No perereco da expulsão, a Psicanálise estourou a alça de suas sandálias, correndo de pé no chão com o calçado estragado preso ao tornozelo, atrapalhando a fuga. O chapéu desmanchando voou, só o cigarrinho fedido permaneceu na boca. Já a Literatura, a pobre Literatura, caiu no chão e fugiu de quatro, perdendo não apenas as cascas dos ferimentos nos joelhos, mas também a tampa do dedão do pé.
Após a fuga, a Psicanálise olhou em volta buscando pela amiga. Encontrou a Literatura ofegante, sentada atrás de uma caçamba, com o sangue escorrendo pelas canelas.

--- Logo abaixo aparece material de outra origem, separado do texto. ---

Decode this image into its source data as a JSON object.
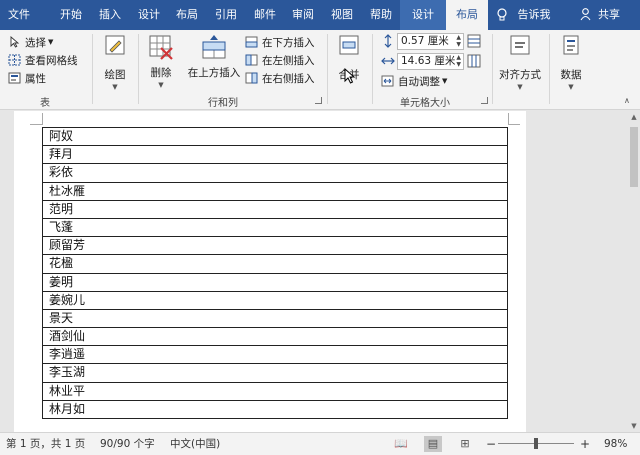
{
  "tabs": [
    {
      "label": "文件"
    },
    {
      "label": "开始"
    },
    {
      "label": "插入"
    },
    {
      "label": "设计"
    },
    {
      "label": "布局"
    },
    {
      "label": "引用"
    },
    {
      "label": "邮件"
    },
    {
      "label": "审阅"
    },
    {
      "label": "视图"
    },
    {
      "label": "帮助"
    },
    {
      "label": "设计"
    },
    {
      "label": "布局"
    }
  ],
  "tell_me": "告诉我",
  "share": "共享",
  "ribbon": {
    "table_group": {
      "label": "表",
      "select": "选择",
      "view_gridlines": "查看网格线",
      "properties": "属性"
    },
    "draw": "绘图",
    "delete": "删除",
    "insert_above": "在上方插入",
    "insert_below": "在下方插入",
    "insert_left": "在左侧插入",
    "insert_right": "在右侧插入",
    "rows_cols_label": "行和列",
    "merge": "合并",
    "cell_size": {
      "label": "单元格大小",
      "height": "0.57 厘米",
      "width": "14.63 厘米",
      "autofit": "自动调整"
    },
    "alignment": "对齐方式",
    "data": "数据"
  },
  "table_rows": [
    "阿奴",
    "拜月",
    "彩依",
    "杜冰雁",
    "范明",
    "飞蓬",
    "顾留芳",
    "花楹",
    "姜明",
    "姜婉儿",
    "景天",
    "酒剑仙",
    "李逍遥",
    "李玉湖",
    "林业平",
    "林月如"
  ],
  "status": {
    "page": "第 1 页，共 1 页",
    "words": "90/90 个字",
    "language": "中文(中国)",
    "zoom": "98%"
  },
  "colors": {
    "title_bar": "#2b579a",
    "ribbon_bg": "#f3f3f3",
    "accent_blue": "#2b579a"
  }
}
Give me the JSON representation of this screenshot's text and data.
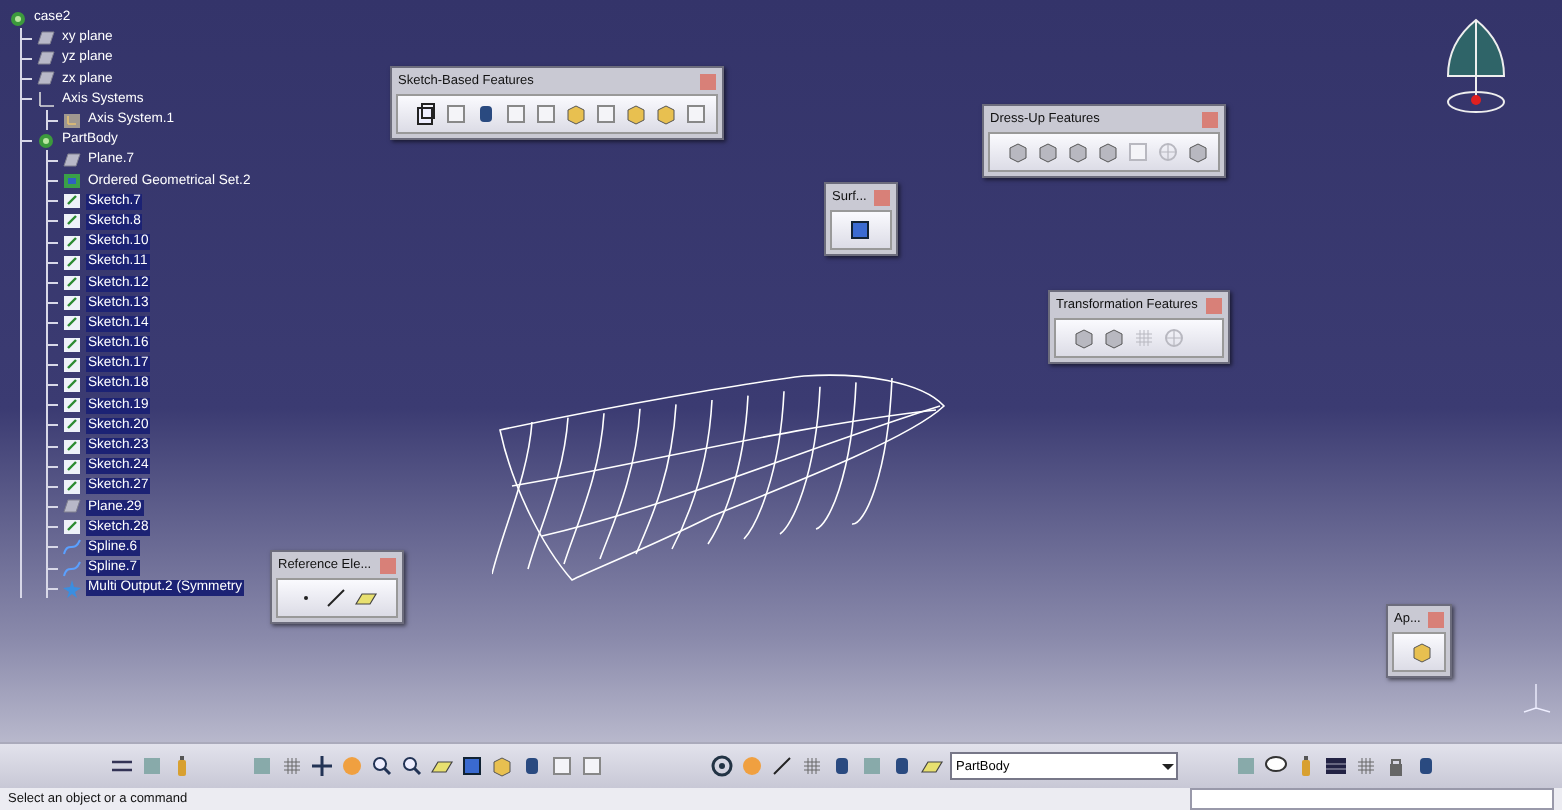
{
  "tree": {
    "label": "case2",
    "kind": "part",
    "selected": false,
    "children": [
      {
        "label": "xy plane",
        "kind": "plane",
        "selected": false
      },
      {
        "label": "yz plane",
        "kind": "plane",
        "selected": false
      },
      {
        "label": "zx plane",
        "kind": "plane",
        "selected": false
      },
      {
        "label": "Axis Systems",
        "kind": "axes",
        "selected": false,
        "children": [
          {
            "label": "Axis System.1",
            "kind": "axis",
            "selected": false
          }
        ]
      },
      {
        "label": "PartBody",
        "kind": "body",
        "selected": false,
        "children": [
          {
            "label": "Plane.7",
            "kind": "plane",
            "selected": false
          },
          {
            "label": "Ordered Geometrical Set.2",
            "kind": "set",
            "selected": false
          },
          {
            "label": "Sketch.7",
            "kind": "sketch",
            "selected": true
          },
          {
            "label": "Sketch.8",
            "kind": "sketch",
            "selected": true
          },
          {
            "label": "Sketch.10",
            "kind": "sketch",
            "selected": true
          },
          {
            "label": "Sketch.11",
            "kind": "sketch",
            "selected": true
          },
          {
            "label": "Sketch.12",
            "kind": "sketch",
            "selected": true
          },
          {
            "label": "Sketch.13",
            "kind": "sketch",
            "selected": true
          },
          {
            "label": "Sketch.14",
            "kind": "sketch",
            "selected": true
          },
          {
            "label": "Sketch.16",
            "kind": "sketch",
            "selected": true
          },
          {
            "label": "Sketch.17",
            "kind": "sketch",
            "selected": true
          },
          {
            "label": "Sketch.18",
            "kind": "sketch",
            "selected": true
          },
          {
            "label": "Sketch.19",
            "kind": "sketch",
            "selected": true
          },
          {
            "label": "Sketch.20",
            "kind": "sketch",
            "selected": true
          },
          {
            "label": "Sketch.23",
            "kind": "sketch",
            "selected": true
          },
          {
            "label": "Sketch.24",
            "kind": "sketch",
            "selected": true
          },
          {
            "label": "Sketch.27",
            "kind": "sketch",
            "selected": true
          },
          {
            "label": "Plane.29",
            "kind": "plane",
            "selected": true
          },
          {
            "label": "Sketch.28",
            "kind": "sketch",
            "selected": true
          },
          {
            "label": "Spline.6",
            "kind": "spline",
            "selected": true
          },
          {
            "label": "Spline.7",
            "kind": "spline",
            "selected": true
          },
          {
            "label": "Multi Output.2 (Symmetry",
            "kind": "multi",
            "selected": true
          }
        ]
      }
    ]
  },
  "toolbars": [
    {
      "title": "Sketch-Based Features",
      "kind": "sketch"
    },
    {
      "title": "Dress-Up Features",
      "kind": "dressup"
    },
    {
      "title": "Surf...",
      "kind": "surface"
    },
    {
      "title": "Transformation Features",
      "kind": "transform"
    },
    {
      "title": "Reference Ele...",
      "kind": "reference"
    },
    {
      "title": "Ap...",
      "kind": "apply"
    }
  ],
  "bottom_toolbar": {
    "dropdown": "PartBody"
  },
  "status_bar": {
    "message": "Select an object or a command"
  }
}
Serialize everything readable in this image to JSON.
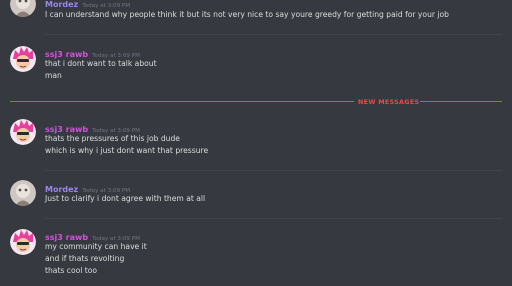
{
  "colors": {
    "background": "#36393f",
    "mordez_name": "#9b84ee",
    "ssj3_name": "#d650e0",
    "timestamp": "#72767d",
    "message_text": "#dcddde",
    "new_messages": "#f04747"
  },
  "divider": {
    "label": "NEW MESSAGES"
  },
  "messages": [
    {
      "author": "Mordez",
      "timestamp": "Today at 3:09 PM",
      "avatar_icon": "mordez-avatar-icon",
      "lines": [
        "I can understand why people think it but its not very nice to say youre greedy for getting paid for your job"
      ]
    },
    {
      "author": "ssj3 rawb",
      "timestamp": "Today at 3:09 PM",
      "avatar_icon": "pink-hair-avatar-icon",
      "lines": [
        "that i dont want to talk about",
        "man"
      ]
    },
    {
      "author": "ssj3 rawb",
      "timestamp": "Today at 3:09 PM",
      "avatar_icon": "pink-hair-avatar-icon",
      "lines": [
        "thats the pressures of this job dude",
        "which is why i just dont want that pressure"
      ]
    },
    {
      "author": "Mordez",
      "timestamp": "Today at 3:09 PM",
      "avatar_icon": "mordez-avatar-icon",
      "lines": [
        "Just to clarify i dont agree with them at all"
      ]
    },
    {
      "author": "ssj3 rawb",
      "timestamp": "Today at 3:09 PM",
      "avatar_icon": "pink-hair-avatar-icon",
      "lines": [
        "my community can have it",
        "and if thats revolting",
        "thats cool too"
      ]
    }
  ]
}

- Eita nóis heim, Literatura. Machucou?
A Psicanálise, meio desastrada, retirou a camisa xadrez, surrada, mas limpinha, e pôs-se a limpar a pobre e sofrida amiga. A Literatura arregalou os olhos brilhantes, olhou para a amiga empenhada em seus cuidados, deu um sorriso e disse:
- Não, mas daria uma boa história!
A psicanálise olhou nos olhos brilhantes da Literatura, sorriu e disse:
- Pois eu estou louca para escutar!
As duas riram juntas, gargalharam. Encantadas uma com a outra, saíram dos muros da universidade e ganharam o mundo, não um mundo teórico, ideal, não, mas o mundo de verdade.